Debug access to the AI tree
wesnoth.debug_ai(side)
-- has been added. The function only works in debug mode and returns a table containing the component tree of the active AI for a side, the engine functions and the accessor to the ai.* table of the LuaAI Also allows the user to execute stages and evaluate/execute candidate actions(eval and exec can be run independently).

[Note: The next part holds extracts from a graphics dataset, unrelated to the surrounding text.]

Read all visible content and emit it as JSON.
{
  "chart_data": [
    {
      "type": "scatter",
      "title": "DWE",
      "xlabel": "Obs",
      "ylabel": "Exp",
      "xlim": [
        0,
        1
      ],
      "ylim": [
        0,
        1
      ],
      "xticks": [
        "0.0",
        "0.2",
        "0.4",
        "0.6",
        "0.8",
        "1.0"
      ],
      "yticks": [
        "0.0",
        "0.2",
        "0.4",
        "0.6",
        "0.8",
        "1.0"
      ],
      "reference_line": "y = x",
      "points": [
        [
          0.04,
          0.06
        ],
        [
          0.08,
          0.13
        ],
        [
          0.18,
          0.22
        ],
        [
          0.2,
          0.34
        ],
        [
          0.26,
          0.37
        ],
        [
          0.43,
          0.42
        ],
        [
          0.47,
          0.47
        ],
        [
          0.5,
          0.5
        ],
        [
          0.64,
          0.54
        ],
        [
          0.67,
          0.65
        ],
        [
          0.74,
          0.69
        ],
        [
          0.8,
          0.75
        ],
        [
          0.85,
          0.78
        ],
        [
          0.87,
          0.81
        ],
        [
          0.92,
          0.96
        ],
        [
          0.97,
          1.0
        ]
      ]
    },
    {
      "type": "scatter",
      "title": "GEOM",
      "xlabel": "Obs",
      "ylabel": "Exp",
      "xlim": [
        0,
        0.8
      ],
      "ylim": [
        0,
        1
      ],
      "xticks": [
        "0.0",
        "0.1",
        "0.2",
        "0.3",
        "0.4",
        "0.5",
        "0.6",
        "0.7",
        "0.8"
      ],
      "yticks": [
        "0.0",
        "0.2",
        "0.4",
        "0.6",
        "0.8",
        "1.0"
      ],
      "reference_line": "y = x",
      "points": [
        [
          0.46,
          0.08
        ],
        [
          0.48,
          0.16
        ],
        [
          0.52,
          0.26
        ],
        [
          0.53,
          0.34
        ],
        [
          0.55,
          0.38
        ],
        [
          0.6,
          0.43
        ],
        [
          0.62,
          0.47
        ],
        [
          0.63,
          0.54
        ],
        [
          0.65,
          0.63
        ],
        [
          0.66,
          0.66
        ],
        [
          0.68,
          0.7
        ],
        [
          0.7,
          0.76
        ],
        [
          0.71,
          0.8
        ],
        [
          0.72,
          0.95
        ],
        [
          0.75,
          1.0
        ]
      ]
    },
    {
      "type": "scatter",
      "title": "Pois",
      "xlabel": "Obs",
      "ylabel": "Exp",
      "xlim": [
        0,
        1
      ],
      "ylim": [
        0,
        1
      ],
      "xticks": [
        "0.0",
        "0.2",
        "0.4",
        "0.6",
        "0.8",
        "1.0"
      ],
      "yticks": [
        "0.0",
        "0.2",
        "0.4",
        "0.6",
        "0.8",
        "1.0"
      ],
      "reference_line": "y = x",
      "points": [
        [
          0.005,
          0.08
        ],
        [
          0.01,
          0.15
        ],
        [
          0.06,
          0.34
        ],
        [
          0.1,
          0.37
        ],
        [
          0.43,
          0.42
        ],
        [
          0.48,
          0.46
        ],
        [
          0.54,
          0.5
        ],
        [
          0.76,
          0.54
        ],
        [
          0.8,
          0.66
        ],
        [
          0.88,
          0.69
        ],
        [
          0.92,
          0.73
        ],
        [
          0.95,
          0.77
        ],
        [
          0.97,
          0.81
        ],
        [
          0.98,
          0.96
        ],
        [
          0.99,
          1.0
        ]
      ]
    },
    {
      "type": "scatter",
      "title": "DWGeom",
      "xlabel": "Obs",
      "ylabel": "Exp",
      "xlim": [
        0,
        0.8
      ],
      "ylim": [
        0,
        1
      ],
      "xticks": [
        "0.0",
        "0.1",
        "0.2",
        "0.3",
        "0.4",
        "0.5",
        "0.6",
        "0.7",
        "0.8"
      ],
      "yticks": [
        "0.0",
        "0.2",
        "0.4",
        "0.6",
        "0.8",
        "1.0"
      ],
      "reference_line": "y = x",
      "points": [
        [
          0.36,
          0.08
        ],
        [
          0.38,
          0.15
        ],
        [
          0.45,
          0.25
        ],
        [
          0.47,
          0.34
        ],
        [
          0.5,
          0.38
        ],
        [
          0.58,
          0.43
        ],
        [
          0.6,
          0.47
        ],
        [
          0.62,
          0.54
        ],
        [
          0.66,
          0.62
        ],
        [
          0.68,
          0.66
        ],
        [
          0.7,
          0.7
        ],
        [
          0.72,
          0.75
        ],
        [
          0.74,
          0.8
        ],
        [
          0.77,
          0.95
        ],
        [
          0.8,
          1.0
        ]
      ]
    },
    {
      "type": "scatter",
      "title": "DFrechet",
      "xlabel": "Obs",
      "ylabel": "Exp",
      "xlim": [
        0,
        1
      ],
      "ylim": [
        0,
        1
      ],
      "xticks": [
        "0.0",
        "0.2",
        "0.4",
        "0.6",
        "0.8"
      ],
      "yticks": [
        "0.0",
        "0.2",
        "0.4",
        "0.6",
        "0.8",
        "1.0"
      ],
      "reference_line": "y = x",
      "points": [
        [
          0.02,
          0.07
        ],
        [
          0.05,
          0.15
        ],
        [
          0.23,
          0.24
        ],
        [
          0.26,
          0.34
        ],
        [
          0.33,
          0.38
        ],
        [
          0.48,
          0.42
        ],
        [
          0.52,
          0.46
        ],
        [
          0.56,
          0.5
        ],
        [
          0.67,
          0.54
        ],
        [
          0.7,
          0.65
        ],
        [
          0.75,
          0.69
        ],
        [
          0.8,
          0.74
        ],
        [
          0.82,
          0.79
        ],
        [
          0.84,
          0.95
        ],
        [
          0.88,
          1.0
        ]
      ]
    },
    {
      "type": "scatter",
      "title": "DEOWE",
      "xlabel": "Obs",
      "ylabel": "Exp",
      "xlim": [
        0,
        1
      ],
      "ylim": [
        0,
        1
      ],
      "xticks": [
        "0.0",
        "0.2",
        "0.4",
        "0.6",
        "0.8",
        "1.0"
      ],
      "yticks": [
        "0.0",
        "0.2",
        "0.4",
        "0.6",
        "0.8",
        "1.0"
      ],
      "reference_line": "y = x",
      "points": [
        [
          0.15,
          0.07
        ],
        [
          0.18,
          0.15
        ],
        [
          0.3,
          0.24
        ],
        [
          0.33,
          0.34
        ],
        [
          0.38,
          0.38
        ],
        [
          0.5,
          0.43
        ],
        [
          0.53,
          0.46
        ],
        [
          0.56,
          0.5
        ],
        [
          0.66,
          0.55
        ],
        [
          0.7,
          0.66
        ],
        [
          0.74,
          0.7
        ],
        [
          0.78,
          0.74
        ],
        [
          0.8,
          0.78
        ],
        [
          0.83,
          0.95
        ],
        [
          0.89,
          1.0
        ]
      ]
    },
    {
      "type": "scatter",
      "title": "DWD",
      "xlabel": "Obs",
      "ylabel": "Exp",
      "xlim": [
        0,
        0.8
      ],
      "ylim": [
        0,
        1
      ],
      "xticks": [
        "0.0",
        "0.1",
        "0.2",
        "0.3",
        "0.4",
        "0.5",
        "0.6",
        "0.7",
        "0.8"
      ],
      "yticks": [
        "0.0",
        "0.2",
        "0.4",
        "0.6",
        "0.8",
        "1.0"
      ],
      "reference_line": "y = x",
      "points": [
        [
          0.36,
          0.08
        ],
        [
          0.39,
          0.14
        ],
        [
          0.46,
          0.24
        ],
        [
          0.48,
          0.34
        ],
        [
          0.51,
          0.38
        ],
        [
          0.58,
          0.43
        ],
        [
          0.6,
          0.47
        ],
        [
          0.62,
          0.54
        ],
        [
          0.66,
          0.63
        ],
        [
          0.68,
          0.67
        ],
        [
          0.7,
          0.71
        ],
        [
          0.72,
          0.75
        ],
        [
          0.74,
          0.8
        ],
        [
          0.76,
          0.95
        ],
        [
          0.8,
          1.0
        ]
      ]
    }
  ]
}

Structure of the table(example):
{
stage_hello = function: 0x6dc24c0,
ai = #the ai table,
data = {
},
do_moves = function: 0x6dc2590,
candidate_action_evaluation_hello = function: 0x6dc2560,
candidate_action_evaluation_hello2 = function: 0x6dc2640,
components = {
id = "",
stage = {
another_stage = {
name = "another_stage",
id = "",
exec = function: 0x17cd3bb,
engine = "lua",
stg_ptr = "userdata: 0x7c5a8d0"
},
testing_ai_default::candidate_action_evaluation_loop = {
name = "testing_ai_default::candidate_action_evaluation_loop",
candidate_action = {
external = {
name = "external",
id = "",
exec = function: 0x17cd2f3,
engine = "lua",
ca_ptr = "userdata: 0x6fb3600"
},
second = {
name = "second",
id = "",
exec = function: 0x17cd2f3,
engine = "lua",
ca_ptr = "userdata: 0x6fb2f50"
}
},
id = "ca_loop",
exec = function: 0x17cd3bb,
engine = "",
stg_ptr = "userdata: 0x6fb2728"
}
},
engine = "",
name = ""
},
candidate_action_execution_hello2 = function: 0x6dc2670,
candidate_action_execution_hello = function: 0x6dc2530
}
The fields described as " name = function: 0xXXXXXXXX" are functions and can be called to using the usual function call syntax of Lua.
wesnoth.debug_ai(2).ai -- will return the AI table of the Lua AI context.
wesnoth.debug_ai(2).stage[another_stage].exec() -- will execute the stage.
wesnoth.debug_ai(2).ai.get_aggression() -- will the return the current value of the aggression aspect of the AI
Therefore, we have up-to-date access to the whole AI, including the data segment.
NB!: the back-end of this function will be refactored quite drastically and that may involve usage syntax changes. This shouldn't be a big problem, since this function is only used for debugging and won't work in non-debug mode. If something suddenly stops working for you, come back to this page and watch the updates.